Lupus panniculitis in Adult
Lupus panniculitis is sometimes termed lupus profundus and can be associated with overlying discoid lupus erythematosus (DLE) in approximately one-third of patients. Lupus panniculitis is thought to be caused by an autoimmune reaction in the deep dermis and adipose tissue. The first stage of lupus panniculitis is active inflammation with painful nodules, followed by the second stage of subcutaneous atrophy that can be cosmetically disfiguring.
Lupus panniculitis, like systemic lupus erythematosus (SLE), occurs more commonly in women. Lupus panniculitis develops in approximately 5% of patients with SLE but can occur as an isolated disease. Cutaneous manifestations of lupus panniculitis can develop years before or after the diagnosis of SLE. The average age of onset is 30-40s.

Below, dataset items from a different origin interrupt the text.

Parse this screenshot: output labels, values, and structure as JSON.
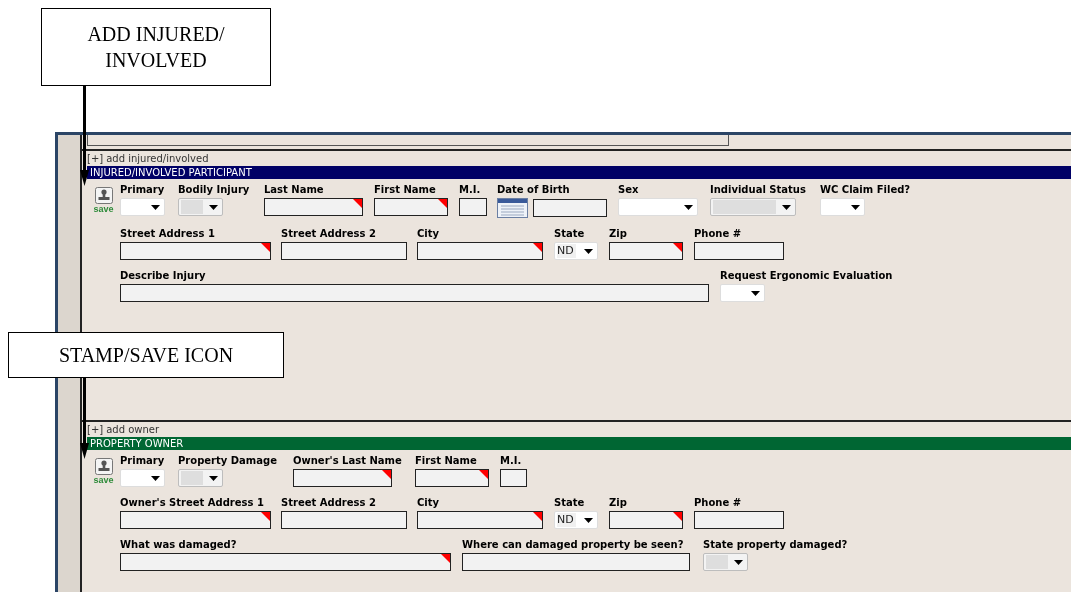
{
  "callouts": [
    {
      "text": "ADD INJURED/ INVOLVED"
    },
    {
      "text": "STAMP/SAVE ICON"
    }
  ],
  "sections": [
    {
      "toggle": "[+]",
      "add_label": "add injured/involved",
      "header": "INJURED/INVOLVED PARTICIPANT",
      "color": "#000066",
      "save_label": "save",
      "rows": [
        {
          "fields": [
            {
              "label": "Primary",
              "kind": "select",
              "required": false,
              "disabled": false
            },
            {
              "label": "Bodily Injury",
              "kind": "select",
              "required": false,
              "disabled": true
            },
            {
              "label": "Last Name",
              "kind": "text",
              "required": true,
              "disabled": false
            },
            {
              "label": "First Name",
              "kind": "text",
              "required": true,
              "disabled": false
            },
            {
              "label": "M.I.",
              "kind": "text",
              "required": false,
              "disabled": false
            },
            {
              "label": "Date of Birth",
              "kind": "date",
              "required": false,
              "disabled": false
            },
            {
              "label": "Sex",
              "kind": "select",
              "required": false,
              "disabled": false
            },
            {
              "label": "Individual Status",
              "kind": "select",
              "required": false,
              "disabled": true
            },
            {
              "label": "WC Claim Filed?",
              "kind": "select",
              "required": false,
              "disabled": false
            }
          ]
        },
        {
          "fields": [
            {
              "label": "Street Address 1",
              "kind": "text",
              "required": true,
              "disabled": false
            },
            {
              "label": "Street Address 2",
              "kind": "text",
              "required": false,
              "disabled": false
            },
            {
              "label": "City",
              "kind": "text",
              "required": true,
              "disabled": false
            },
            {
              "label": "State",
              "kind": "select",
              "required": false,
              "disabled": false,
              "value": "ND"
            },
            {
              "label": "Zip",
              "kind": "text",
              "required": true,
              "disabled": false
            },
            {
              "label": "Phone #",
              "kind": "text",
              "required": false,
              "disabled": false
            }
          ]
        },
        {
          "fields": [
            {
              "label": "Describe Injury",
              "kind": "text",
              "required": false,
              "disabled": false
            },
            {
              "label": "Request Ergonomic Evaluation",
              "kind": "select",
              "required": false,
              "disabled": false
            }
          ]
        }
      ]
    },
    {
      "toggle": "[+]",
      "add_label": "add owner",
      "header": "PROPERTY OWNER",
      "color": "#006633",
      "save_label": "save",
      "rows": [
        {
          "fields": [
            {
              "label": "Primary",
              "kind": "select",
              "required": false,
              "disabled": false
            },
            {
              "label": "Property Damage",
              "kind": "select",
              "required": false,
              "disabled": true
            },
            {
              "label": "Owner's Last Name",
              "kind": "text",
              "required": true,
              "disabled": false
            },
            {
              "label": "First Name",
              "kind": "text",
              "required": true,
              "disabled": false
            },
            {
              "label": "M.I.",
              "kind": "text",
              "required": false,
              "disabled": false
            }
          ]
        },
        {
          "fields": [
            {
              "label": "Owner's Street Address 1",
              "kind": "text",
              "required": true,
              "disabled": false
            },
            {
              "label": "Street Address 2",
              "kind": "text",
              "required": false,
              "disabled": false
            },
            {
              "label": "City",
              "kind": "text",
              "required": true,
              "disabled": false
            },
            {
              "label": "State",
              "kind": "select",
              "required": false,
              "disabled": false,
              "value": "ND"
            },
            {
              "label": "Zip",
              "kind": "text",
              "required": true,
              "disabled": false
            },
            {
              "label": "Phone #",
              "kind": "text",
              "required": false,
              "disabled": false
            }
          ]
        },
        {
          "fields": [
            {
              "label": "What was damaged?",
              "kind": "text",
              "required": true,
              "disabled": false
            },
            {
              "label": "Where can damaged property be seen?",
              "kind": "text",
              "required": false,
              "disabled": false
            },
            {
              "label": "State property damaged?",
              "kind": "select",
              "required": false,
              "disabled": true
            }
          ]
        }
      ]
    }
  ]
}
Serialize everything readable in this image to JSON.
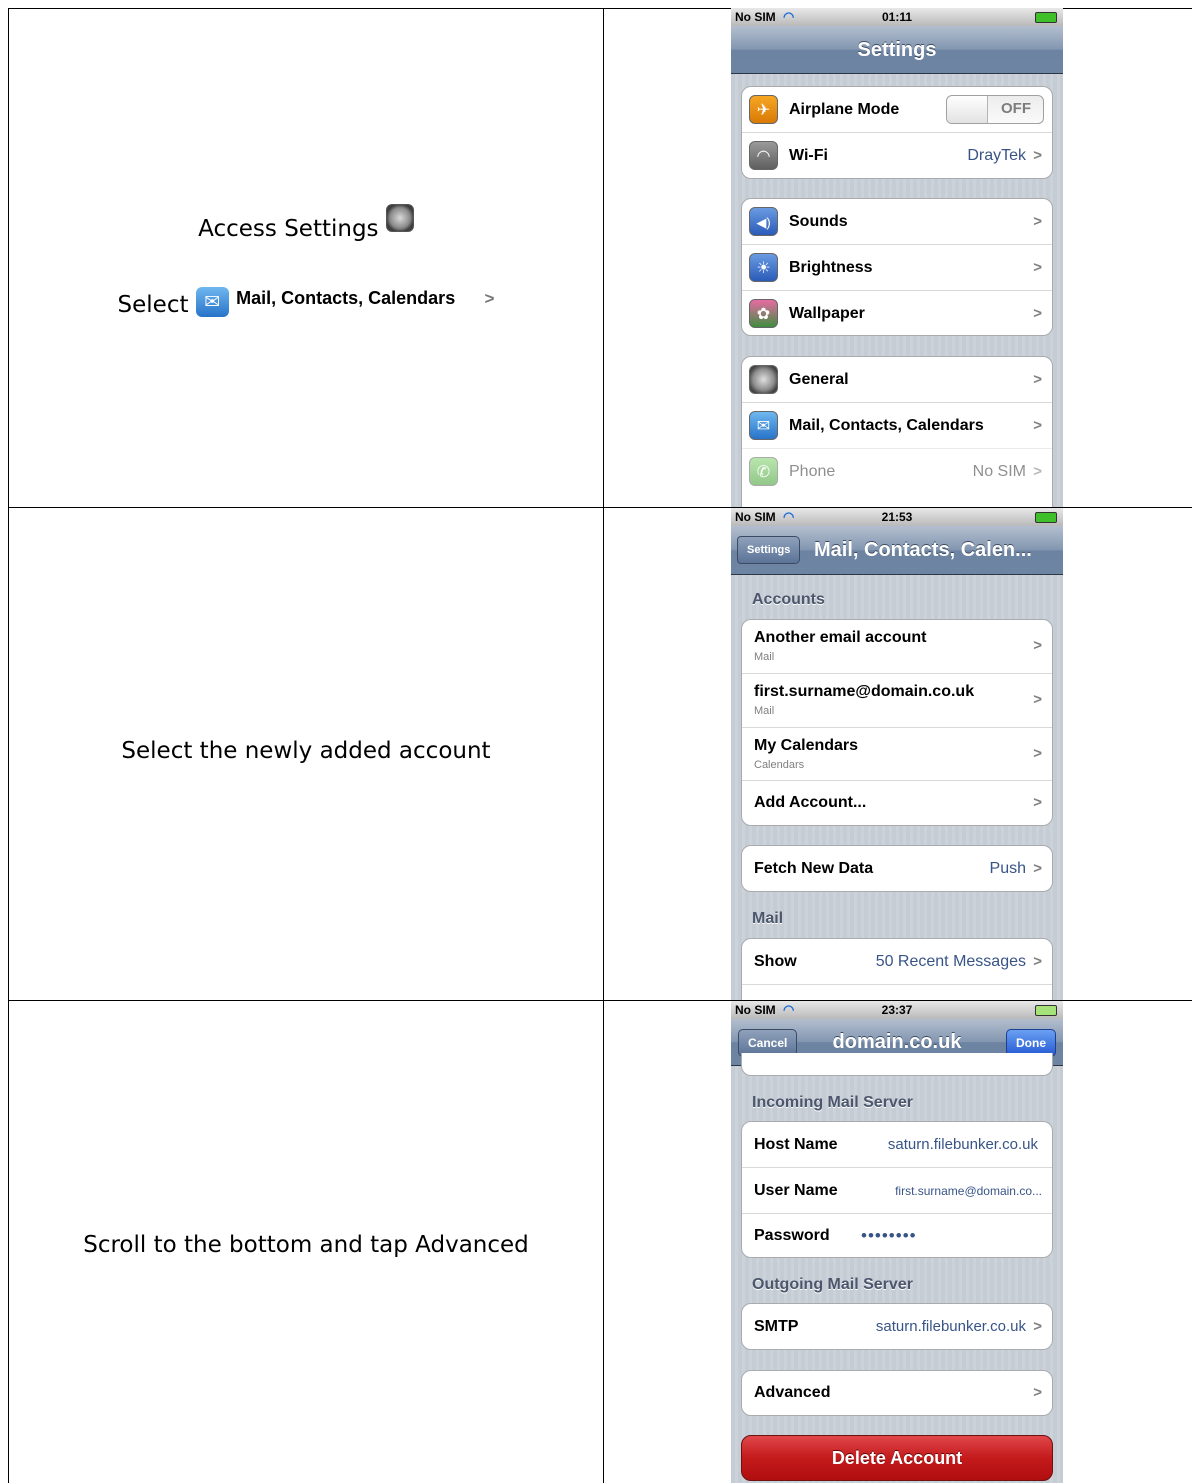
{
  "rows": [
    {
      "instructions": [
        {
          "text": "Access Settings",
          "icon": "settings-gear-icon"
        },
        {
          "prefix": "Select",
          "icon": "mail-icon",
          "label": "Mail, Contacts, Calendars",
          "chevron": ">"
        }
      ],
      "screen": {
        "status": {
          "carrier": "No SIM",
          "time": "01:11"
        },
        "title": "Settings",
        "groups": [
          [
            {
              "icon": "airplane-icon",
              "label": "Airplane Mode",
              "toggle": "OFF"
            },
            {
              "icon": "wifi-icon",
              "label": "Wi-Fi",
              "value": "DrayTek"
            }
          ],
          [
            {
              "icon": "sounds-icon",
              "label": "Sounds"
            },
            {
              "icon": "brightness-icon",
              "label": "Brightness"
            },
            {
              "icon": "wallpaper-icon",
              "label": "Wallpaper"
            }
          ],
          [
            {
              "icon": "general-gear-icon",
              "label": "General"
            },
            {
              "icon": "mail-icon",
              "label": "Mail, Contacts, Calendars"
            },
            {
              "icon": "phone-icon",
              "label": "Phone",
              "value": "No SIM"
            }
          ]
        ]
      }
    },
    {
      "instructions": [
        {
          "text": "Select the newly added account"
        }
      ],
      "screen": {
        "status": {
          "carrier": "No SIM",
          "time": "21:53"
        },
        "back": "Settings",
        "title": "Mail, Contacts, Calen...",
        "section_accounts": "Accounts",
        "accounts": [
          {
            "label": "Another email account",
            "sub": "Mail"
          },
          {
            "label": "first.surname@domain.co.uk",
            "sub": "Mail"
          },
          {
            "label": "My Calendars",
            "sub": "Calendars"
          },
          {
            "label": "Add Account..."
          }
        ],
        "fetch": {
          "label": "Fetch New Data",
          "value": "Push"
        },
        "section_mail": "Mail",
        "show": {
          "label": "Show",
          "value": "50 Recent Messages"
        }
      }
    },
    {
      "instructions": [
        {
          "text": "Scroll to the bottom and tap Advanced"
        }
      ],
      "screen": {
        "status": {
          "carrier": "No SIM",
          "time": "23:37"
        },
        "cancel": "Cancel",
        "title": "domain.co.uk",
        "done": "Done",
        "section_incoming": "Incoming Mail Server",
        "incoming": [
          {
            "label": "Host Name",
            "value": "saturn.filebunker.co.uk"
          },
          {
            "label": "User Name",
            "value": "first.surname@domain.co..."
          },
          {
            "label": "Password",
            "value": "••••••••"
          }
        ],
        "section_outgoing": "Outgoing Mail Server",
        "smtp": {
          "label": "SMTP",
          "value": "saturn.filebunker.co.uk"
        },
        "advanced": "Advanced",
        "delete": "Delete Account"
      }
    }
  ],
  "colors": {
    "ios_blue": "#385487",
    "nav_bar": "#6d84a2",
    "delete_red": "#c41a1c"
  }
}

Male sex, lower extremity involvement, and concomitant DLE are associated with SLE.
L93.2 – Other local lupus erythematosus
239888002 – Lupus panniculitis
- Morphea – Usually presents with purplish borders, fewer nodules, and less facial involvement.
- Sarcoidosis – Less induration, more epithelial changes.
- Subcutaneous panniculitis-like T-cell lymphoma (SPTCL) – Can present similarly both clinically and histologically to lupus panniculitis. Clinical features favoring SPTCL include the presence of systemic symptoms, leukopenia, and a high erythrocyte sedimentation rate. On histopathology, the presence of a polyclonal T-cell infiltrate, mixed CD4/CD8 population, and negative T-cell gene rearrangement studies all favor the diagnosis of lupus panniculitis over SPTCL. Lupus panniculitis lesions contain a higher percentage of CD123-positive plasmacytoid dendritic cells compared to SPTCL.
- Other types of panniculitides – Requires pathologic tissue examination to differentiate.
- Tumid lupus erythematosus – Photosensitive distribution of erythematous papules, nodules, and plaques.
- Lipoatrophy – Associated with history of injected medications or of highly active antiretroviral therapy treatment for HIV.